I'm trying to get the sums of two separate values to appear in one row, per unique ID. I've tried a couple routes but still can't get everything to appear in one row. I've tried a few different ways of using case statements and I've tried using OVER with partitions, as well, to no avail.

Here is my query so far:

select distinct ID_NUM, 
  sum(case when isnull(sch.SUBTERM_CDE,0) like '%N' then 1 else 0 end) as 'total_n',
  sum(case when isnull(sch.SUBTERM_CDE,0) like '%T' then 1 else 0 end) as 'total_t'
from STUDENT_CRS_HIST sch
where sch.END_DTE > GETDATE()
group by sch.ID_NUM, sch.SUBTERM_CDE
order by ID_NUM

Answer 1

Change the group by to remove SUBTERM_CDE:

select ID_NUM, 
       sum(case when sch.SUBTERM_CDE like '%N' then 1 else 0 end) as total_n,
       sum(case when sch.SUBTERM_CDE like '%T' then 1 else 0 end) as total_t
from STUDENT_CRS_HIST sch
where sch.END_DTE > GETDATE()
group by sch.ID_NUM
order by ID_NUM;

In addition:

• The distinct is unneeded and misleading.
• Column aliases should not be enclosed in single quotes (only use single quotes for string and date constants).
• The text for NULL is unnecessary -- and misleading.
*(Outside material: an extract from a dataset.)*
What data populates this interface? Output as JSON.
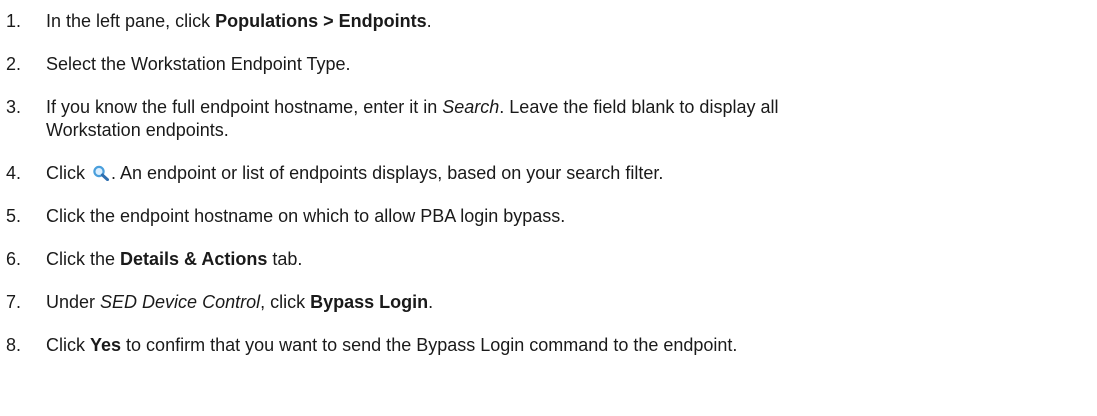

The alternative value is an integer, but the field is supposedly a string.

Answer 2

You are almost right, but you are grouping by an extra column:

SELECT  ID_NUM, 
        SUM(CASE WHEN sch.SUBTERM_CDE LIKE '%N' THEN 1 ELSE 0 END) AS total_n,
        SUM(CASE WHEN sch.SUBTERM_CDE LIKE '%T' THEN 1 ELSE 0 END) AS total_t
FROM STUDENT_CRS_HIST sch
WHERE sch.END_DTE > GETDATE()
GROUP BY sch.ID_NUM -- you shouldn't group by SUBTERM_CDE
ORDER BY ID_NUM